Sur son écran, trois messages clignotent.
Pierrick du juridique : « T’as vu Laurence de la finance ce matin ? »
Martial le commercial : « Il faut absolument que tu ailles voir Laurence de la finance ! »
Patricia de la compta : « T’as croisé Laurence de la finance ? »
Soizic de la logistique commence à se dire qu’il se passe quelque chose.
Dans le couloir, elle croise Ting du marketing et Samanth l’assistante. A l’unisson :
- Pour Laurence de la finance, c’est par là !
Et là, elle la voit.
Cuissardes en cuir, bas résilles, jupe écossaise rouge, décolleté en coton trois tailles trop petit, pendentif étouffé par deux seins écrasés, cheveux tirés, noués en tresse. Soizic a devant les yeux l’hybridation de Catwoman et Britney Spears dans sa période « Baby one more time ».
Même en fermant les yeux, impossible de la rater.
Soizic écarquille ses cernes à mesure que la créature se rapproche. Est-ce la même Laurence de la finance croisée hier en tailleur jupe ?
- T’as changé de look ?
C’est tout ce qui sort de sa bouche.
- Toi aussi t’as remarqué ?
Laurence de la finance lui adresse un sourire mal assuré. Pourvu qu’elle ne me demande pas si ça lui va bien ! se dit Soizic de la logistique suant d’embarras. En 25 ans de boîte elle n’a jamais vu ça.

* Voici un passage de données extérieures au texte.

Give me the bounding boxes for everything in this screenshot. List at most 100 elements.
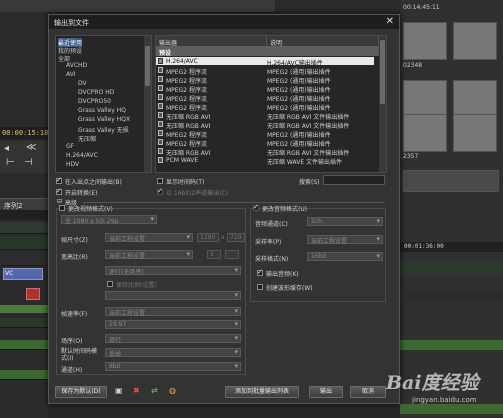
sample-rate-combo[interactable]: 当前工程设置 [307, 235, 383, 245]
tree-item[interactable]: DV [78, 80, 87, 87]
timecode-checkbox[interactable] [157, 178, 163, 184]
export-dialog: 输出到文件 ✕ 最近使用 我的预设 全部 AVCHD AVI DV DVCPRO… [48, 14, 400, 404]
audio-16bit-checkbox[interactable] [157, 187, 163, 195]
clip-thumbnail[interactable] [453, 22, 497, 60]
column-header-preset[interactable]: 预设 [156, 46, 379, 57]
column-header-desc[interactable]: 说明 [267, 36, 379, 47]
mark-in-icon[interactable]: ⊢ [6, 157, 15, 168]
import-icon[interactable]: ⇄ [151, 386, 158, 395]
tree-item[interactable]: DVCPRO50 [78, 98, 111, 105]
tree-item[interactable]: Grass Valley HQ [78, 107, 126, 114]
change-video-checkbox[interactable] [59, 205, 65, 211]
frame-rate-sub-combo[interactable]: 29.97 [105, 320, 241, 329]
aspect-extra-combo[interactable] [105, 291, 241, 300]
clip-thumbnail[interactable] [453, 114, 497, 152]
timeline-track [0, 222, 48, 234]
timeline-clip-marker[interactable] [26, 288, 40, 300]
tree-item[interactable]: DVCPRO HD [78, 89, 114, 96]
cancel-button[interactable]: 取消 [350, 386, 386, 398]
format-row[interactable]: 无压缩 RGB AVI 无压缩 RGB AVI 文件输出插件 [156, 147, 374, 157]
save-preset-icon[interactable]: ▣ [115, 386, 123, 395]
tree-item[interactable]: Grass Valley HQX [78, 116, 130, 123]
clip-thumbnail[interactable] [403, 114, 447, 152]
tree-item[interactable]: H.264/AVC [66, 152, 98, 159]
timeline-clip[interactable]: VC [3, 268, 43, 280]
channel-combo[interactable]: 8bit [105, 362, 241, 371]
clip-thumbnail[interactable] [453, 80, 497, 118]
inout-checkbox[interactable] [56, 176, 62, 184]
format-row[interactable]: PCM WAVE 无压缩 WAVE 文件输出插件 [156, 156, 374, 166]
height-field[interactable]: 720 [227, 233, 245, 242]
sequence-tab[interactable]: 序列2 [0, 198, 48, 210]
file-icon [158, 112, 163, 118]
convert-checkbox[interactable] [56, 187, 62, 195]
timeline-timecode: 00:01:36:00 [400, 242, 503, 252]
default-tc-combo[interactable]: 丢帧 [105, 348, 241, 358]
field-combo[interactable]: 逐行 [105, 334, 241, 344]
timecode-display: 00:00:15:18 [0, 127, 49, 139]
audio-channel-combo[interactable]: 2ch [307, 217, 383, 226]
aspect-combo[interactable]: 当前工程设置 [105, 250, 193, 260]
clip-thumbnail[interactable] [403, 80, 447, 118]
column-header-format[interactable]: 输出器 [156, 36, 267, 47]
tree-item[interactable]: Grass Valley 无损 [78, 125, 129, 134]
aspect-field-2[interactable] [225, 250, 239, 259]
format-tree: 最近使用 我的预设 全部 AVCHD AVI DV DVCPRO HD DVCP… [55, 35, 152, 173]
format-row[interactable]: MPEG2 程序流 MPEG2 (通用)输出插件 [156, 102, 374, 112]
dialog-title: 输出到文件 [54, 19, 89, 27]
format-row[interactable]: MPEG2 程序流 MPEG2 (通用)输出插件 [156, 84, 374, 94]
tree-scrollbar[interactable] [144, 36, 151, 172]
timeline-audio-clip[interactable] [0, 305, 48, 313]
advanced-toggle-icon[interactable]: ⊟ [57, 198, 62, 205]
rewind-icon[interactable]: ◂ [4, 143, 9, 154]
format-row[interactable]: 无压缩 RGB AVI 无压缩 RGB AVI 文件输出插件 [156, 111, 374, 121]
scrollbar-thumb[interactable] [380, 40, 385, 104]
file-icon [158, 103, 163, 109]
tree-item[interactable]: HDV [66, 161, 79, 168]
change-audio-checkbox[interactable] [253, 203, 259, 211]
format-row[interactable]: MPEG2 程序流 MPEG2 (通用)输出插件 [156, 75, 374, 85]
bit-combo[interactable]: 16bit [307, 252, 383, 261]
format-row[interactable]: H.264/AVC H.264/AVC输出插件 [156, 57, 374, 67]
file-icon [158, 121, 163, 127]
clip-label: VC [5, 270, 14, 277]
channel-label: 通道(H) [61, 367, 83, 374]
frame-size-combo[interactable]: 当前工程设置 [105, 233, 193, 243]
waveform-checkbox[interactable] [257, 284, 263, 290]
tree-item[interactable]: GF [66, 143, 74, 150]
timeline-ruler [0, 210, 48, 220]
add-batch-button[interactable]: 添加到批量输出列表 [225, 386, 299, 398]
save-default-button[interactable]: 保存为默认(D) [55, 386, 107, 398]
waveform-label: 创建波形缓存(W) [266, 285, 313, 292]
format-row[interactable]: 无压缩 RGB AVI 无压缩 RGB AVI 文件输出插件 [156, 120, 374, 130]
tree-item[interactable]: 无压缩 [78, 134, 96, 143]
search-input[interactable] [323, 175, 385, 185]
delete-icon[interactable]: ✖ [133, 386, 140, 395]
format-row[interactable]: MPEG2 程序流 MPEG2 (通用)输出插件 [156, 93, 374, 103]
baidu-watermark: Bai度经验 [386, 372, 479, 394]
format-row[interactable]: MPEG2 程序流 MPEG2 (通用)输出插件 [156, 66, 374, 76]
export-button[interactable]: 输出 [309, 386, 343, 398]
scrollbar-thumb[interactable] [145, 46, 150, 86]
timeline-track [0, 318, 48, 328]
close-icon[interactable]: ✕ [386, 16, 394, 27]
step-back-icon[interactable]: ≪ [26, 142, 36, 153]
width-field[interactable]: 1280 [197, 233, 219, 242]
tree-item[interactable]: AVCHD [66, 62, 87, 69]
format-row[interactable]: MPEG2 程序流 MPEG2 (通用)输出插件 [156, 129, 374, 139]
list-scrollbar[interactable] [379, 36, 386, 172]
keep-aspect-checkbox[interactable] [107, 281, 113, 287]
file-icon [158, 94, 163, 100]
frame-rate-combo[interactable]: 当前工程设置 [105, 307, 241, 317]
bit-label: 采样格式(N) [255, 256, 289, 263]
tree-item[interactable]: AVI [66, 71, 76, 78]
format-row[interactable]: MPEG2 程序流 MPEG2 (通用)输出插件 [156, 138, 374, 148]
aspect-field[interactable]: 1 [207, 250, 221, 259]
clip-thumbnail[interactable] [403, 22, 447, 60]
field-order-combo[interactable]: 逐行(无场序) [105, 266, 241, 276]
export-preset-icon[interactable]: ◍ [169, 386, 176, 395]
mark-out-icon[interactable]: ⊣ [24, 157, 33, 168]
video-format-combo[interactable]: 全 1080 x 50i 29p [61, 215, 157, 225]
output-audio-checkbox[interactable] [257, 268, 263, 276]
timeline-track [0, 236, 48, 250]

Elle hoche la tête, presse le pas, dépasse la machine à café, oublie de se servir, poursuit sa route droit devant, jusqu’au bureau de Jean-Jacques de l’IT qu’elle snobe depuis le jour où il a installé à Patricia de la compta un nouvel ordi. Et pas à elle. Elle rebrousse chemin, croise Albert le stagiaire. Inquiète :
- T’as vu Laurence de la finance ce matin ?
- Quoi ?
Albert ôte une de ses oreillettes. Soulagement. Soizic n’est pas la dernière à être au courant du nouveau look de Laurence de la finance.
Mobilisation générale.
Patricia de la compta bat le rappel des troupes dans un message Kommunikator envoyé à toute la bande, même Lucas du syndicat :
« Rendez-vous cantine midi. Objet : discuter de ce que vous savez »
Soizic de la logistique s’assure que Laurence de la finance n’est pas dans la boucle. Avec qui va-t-elle manger alors ?
A 11h50 tapantes, Patricia de la compta lance le signal: « On descend »
Dans la file de la cantine, entre le stand langue de bœuf et boudin de nos régions, Soizic glisse à l’oreille de Patricia :
- Mais avec qui elle va déjeuner Laurence de la finance ?
- A ton avis ?
Le visage de Soizic ressemble à celui d’une génisse fraîchement décapitée.
Patricia s’irrite :
- Mais t’as vraiment rien compris, c’est pas possible. Même Albert le stagiaire est au courant que Laurence de la finance couche avec Léon le Patron !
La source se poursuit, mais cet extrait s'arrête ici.